En réponse à la mort subite de la reine Caroline d'Angleterre le 20 novembre 1737, Georg Friedrich Haendel composait l'hommage The ways of Zion do mourn. Funeral Anthem for Queen Caroline HWV 264, une gigantesque antienne interprétée par un grand chœur et orchestre lors des funerailles à l'Abbaye de Westminster.

Pour Haendel cependant, cette composition signifiait plus qu'une simple commission professionnelle. Elle était surtout un témoignage avec lequel il voulait exprimer toute sa gratitude et sympathie pour la souveraine et leur longue et fidèle entente.

Une entente exceptionelle

Georg Friedrich Haendel (1685-1759) semble avoir eu le nez fin pour nouer les bons contacts tout au long de sa carrière. Jeune homme, son talent l’entraîne de sa ville natale de Halle vers entre autres Hambourg, Hanovre et l'Anglettere, où il s'établit définitivement en 1717. Pendant ses voyages, il accède très rapidement aux cercles les plus élevés de la noblesse. A Hanovre, par exemple, il devient maître de chapelle après une rencontre avec le prince Ernest-Auguste de Hanovre.

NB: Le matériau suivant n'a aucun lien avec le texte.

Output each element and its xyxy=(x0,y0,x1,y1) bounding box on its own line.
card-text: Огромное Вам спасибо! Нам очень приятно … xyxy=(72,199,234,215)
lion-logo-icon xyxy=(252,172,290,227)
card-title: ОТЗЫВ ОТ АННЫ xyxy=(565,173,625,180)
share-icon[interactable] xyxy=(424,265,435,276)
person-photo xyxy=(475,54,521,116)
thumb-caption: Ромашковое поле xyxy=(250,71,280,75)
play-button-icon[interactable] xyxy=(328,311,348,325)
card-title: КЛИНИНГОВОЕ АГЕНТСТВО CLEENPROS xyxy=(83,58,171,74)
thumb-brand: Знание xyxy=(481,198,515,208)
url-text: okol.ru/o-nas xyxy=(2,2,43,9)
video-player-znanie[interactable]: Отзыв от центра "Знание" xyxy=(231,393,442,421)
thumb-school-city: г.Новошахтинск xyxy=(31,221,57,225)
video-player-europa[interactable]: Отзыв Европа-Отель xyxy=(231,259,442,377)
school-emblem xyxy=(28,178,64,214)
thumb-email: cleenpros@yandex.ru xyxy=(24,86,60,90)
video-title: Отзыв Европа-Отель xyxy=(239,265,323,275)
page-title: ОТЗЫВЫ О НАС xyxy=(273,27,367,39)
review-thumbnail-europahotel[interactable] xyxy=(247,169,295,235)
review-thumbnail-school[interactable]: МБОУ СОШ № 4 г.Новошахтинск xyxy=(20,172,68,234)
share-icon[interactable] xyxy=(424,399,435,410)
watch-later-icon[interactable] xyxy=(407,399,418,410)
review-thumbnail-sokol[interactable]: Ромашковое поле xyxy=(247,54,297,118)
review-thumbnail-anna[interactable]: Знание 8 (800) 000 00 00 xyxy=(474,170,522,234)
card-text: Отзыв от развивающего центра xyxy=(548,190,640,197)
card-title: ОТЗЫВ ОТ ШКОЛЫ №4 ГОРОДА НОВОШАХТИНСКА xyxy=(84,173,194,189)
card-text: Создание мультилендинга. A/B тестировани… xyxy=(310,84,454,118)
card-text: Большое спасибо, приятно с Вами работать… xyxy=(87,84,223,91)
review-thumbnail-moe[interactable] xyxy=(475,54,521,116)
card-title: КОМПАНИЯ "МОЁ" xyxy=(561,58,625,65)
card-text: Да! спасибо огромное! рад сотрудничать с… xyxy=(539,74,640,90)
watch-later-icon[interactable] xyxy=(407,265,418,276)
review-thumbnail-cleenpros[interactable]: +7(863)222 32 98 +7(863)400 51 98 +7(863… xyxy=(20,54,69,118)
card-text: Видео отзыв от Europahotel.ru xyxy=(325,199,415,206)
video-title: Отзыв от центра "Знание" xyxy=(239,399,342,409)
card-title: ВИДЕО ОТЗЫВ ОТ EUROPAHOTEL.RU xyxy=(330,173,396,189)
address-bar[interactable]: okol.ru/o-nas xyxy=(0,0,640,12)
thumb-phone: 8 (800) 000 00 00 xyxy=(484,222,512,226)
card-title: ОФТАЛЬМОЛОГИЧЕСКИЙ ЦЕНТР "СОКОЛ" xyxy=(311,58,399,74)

Grande amoureuse des arts, Caroline d’Ansbach (1683-1737), fille du margrave de la principauté de Brandenbourg-Ansbach et épouse du prince Georg August, n’est sans doute pas étrangère à cette nomination. Pour avoir grandi dans une cour où l’art et la culture sont hautement considérés et font partie intégrante de la vie quotidienne, c’est une femme intelligente et instruite, qui a en outre reçu une éducation musicale en chant. Haendel compose spécialement pour elle une série de duos de chambre italiens. Après avoir accédé au statut de princesse en 1714, et plus tard lorsqu’elle est couronnée souveraine de Grande-Bretagne et d’Irlande, Caroline met un point d’honneur à favoriser le développement des arts et des sciences. Elle fait construire une grande bibliothèque au Palais Saint-James et y invite d’importants scientifiques comme Isaac Newton et des écrivains, dont Alexander Pope. Son influence s’exerce également dans la sphère politique : en l’absence de son époux, elle s’occupe des tâches de gouvernance.

son soutien à la culture bénéficie à beaucoup, et en particulier à Haendel. Il exprime notamment sa gratitude en lui dédiant son opéra le plus adulé, Giulio Cesare. Et en 1714, il retravaille son Te Deum in D major HWV 280 pour célébrer l’arrivée de Caroline à Londres. Après sa naturalisation britannique le 20 février 1727 (signée de justesse de la main du roi George I), Haendel est de plus en plus sollicité pour composer de la musique cérémonielle pour la cour. C’est ainsi qu’il compose le 11 octobre 1727 les Coronation Anthems en l’honneur du couronnement de George II et de la reine Caroline. Pour cet événement exceptionnel, il élabore une œuvre monumentale nécessitant le concours de choristes et musiciens extérieurs pour renforcer le chœur et l’orchestre de l’Abbaye de Westminster. Depuis lors, l’antienne la plus célèbre de cette série, Zadok The Priest, est interprétée à chaque couronnement de la maison royale britannique.

“"Une œuvre d’une beauté la plus cruellement touchante qui ait jamais été entendue."”
- princesse amalia, fille de la reine caroline

Un hommage de grande envergure

Aprè le décès subite de la reine Caroline, c’est Haendel qui est choisi pour composer la musique de ses funérailles. Le majestueux hymne de la longueur d’un oratorio et interprété par environs 150 musiciens, est particulièrement bien reçu et décrit comme "des plus admirables et très appropriée pour ces circonstances mélancoliques ".

The ways of Zion do mourn se structure en une lente Sinfonia d’introduction pour cordes graves, suivie de treize fragments pour chœur. Les textes sont des lamentations bibliques issues de l’Ancien Testament, formant un récit cohérent sur la souffrance de ceux qui restent, les qualités de la reine de son vivant et l’espoir en l’avenir. Haendel y intègre également quelques références aux mélodies chorales allemandes pour évoquer les origines luthériennes de Caroline, mais aussi les siennes. L’œuvre est entièrement composée pour chœur, accompagné de hautbois, bassons et cordes. Les parties instrumentales alternent avec les passages du chœur, en solo ou en configuration complète.